Multi-logit regression using reduce_sum

NicholasWE · December 24, 2023, 3:44pm

tl;dr I’m trying to use multiple threads when estimating a multi-logit regression and all my tries are slower than the Stan Users Guide implemented model, using 3 threads per chain and confirming that the parallelization is working.

Hello, all!

After reading some discussions about “reduce-sum” implementation, I understood that the slicing approach is effective in parameters vector/matrix and, in cases where it is not applicable, data slice is acceptable.

Based on the codes presented for a probit model and on the Minimal Example instructions, I was (or I think I was) able to write a code that runs 3 threads per chain but is slower than the one without parallelization.

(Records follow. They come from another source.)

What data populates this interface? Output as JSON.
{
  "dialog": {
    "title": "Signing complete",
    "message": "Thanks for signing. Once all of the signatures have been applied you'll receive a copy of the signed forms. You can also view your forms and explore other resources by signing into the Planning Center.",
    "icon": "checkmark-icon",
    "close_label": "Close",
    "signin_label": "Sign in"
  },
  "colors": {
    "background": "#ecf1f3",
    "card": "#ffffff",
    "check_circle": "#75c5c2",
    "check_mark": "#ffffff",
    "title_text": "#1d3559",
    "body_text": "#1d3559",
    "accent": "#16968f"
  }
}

As I’m forcing sum-to-zero constraint in my parameters, the updated multi-logi regression model without parallelization is

data {
  int K; // number of categories
  int N; // sample size
  int D; // design matrix column dimension (intercept + D-1 covariates)
  array[N] int y;
  matrix[N, D] x;
}

parameters {

  matrix [D, K-1] beta_raw; // Coefficients for each category K (except the reference)
  
}

transformed parameters {

  matrix [D, K] beta;
  
  for(d in 1:D){
  
    beta[d] = append_col(-sum(beta_raw[d]), beta_raw[d]); 
    
  }

}

model {

  matrix[N, K] eta= x * beta;
  
  to_vector(beta_raw) ~ normal(0, 5);
  
  for (n in 1:N) {

    target += categorical_logit_lpmf(y[n] | eta[n]');

  }
  
}

The fastest version I was able to create for a parallelized model calculate/construct linear predictor \eta matrix in the stan partial_sum function, according to what is shown in this answer:


functions{
  
  real partial_sum_lpmf(array[] int Y_slice,
                        int start, int end,
                        matrix beta,
                        matrix x,
                        int K){
    
    real lp = 0;
    
    int N = (end-start+1);
    

    matrix[N, K] eta_slice = x[start:end] * beta;
    
    for(i in 1:N)
      lp += categorical_logit_lupmf(Y_slice[i] | eta_slice[i]');
     
    return lp;
   
   }
  
}



data {
  int K;
  int N;
  int D;
  array[N] int y;
  matrix[N, D] x;
}

parameters {

  matrix [D, K-1] beta_raw; // Coefficients for each category K (except the reference)
  
}

transformed parameters {

  matrix [D, K] beta;
  
  for(d in 1:D){
  
    beta[d] = append_col(-sum(beta_raw[d]), beta_raw[d]); 
    
  }

}

model {

  to_vector(beta_raw) ~ normal(0, 5);
  
target += reduce_sum(partial_sum_lpmf, y, 1, beta, x, K); 
  
}

I’m running them on a server, so GPU capacity and number of cores are not a problem, but the reduced model is ~60% slower than the non reduced:

The estimated parameters are equal, which indicates that the parallelized code is making the right calculations, at least:

I’ve tried other parallelization approaches, but they were worse :/

The set of parameters I used for all runnings was this (with objects updated according to the models):

The codes and data simulation files are attached.
All kinds of help, comments, or suggestions about how to make the parallelized code the fastest would be appreciated :)

Thanks in advance!

P.S.: As an additional question, I saw much discussion about how to interpret parameters when the identifiability problem is fixed by forcing one of the \beta vector to be zero. Does anyone know how to interpret, or recover the original parameters that generated data?

Thanks so much!

non.stan (629 Bytes)
reduce.stan (981 Bytes)
reduce2.stan (924 Bytes)
reduce3.stan (936 Bytes)
reduce4.stan (950 Bytes)
Data.R (1.8 KB)

NicholasWE · December 26, 2023, 1:02pm

Sorry for the bad practice, but I’m tagging here @rok_cesnovar, @cwhittaker1000, and @andrjohns because you were part of the discussions and brought good solutions.

Thanks!

Corey.Plate · December 28, 2023, 9:53pm

Have you looked into how many CPU are in use when running each iteration of the model, to check if the code is actually running with explicit parallelization?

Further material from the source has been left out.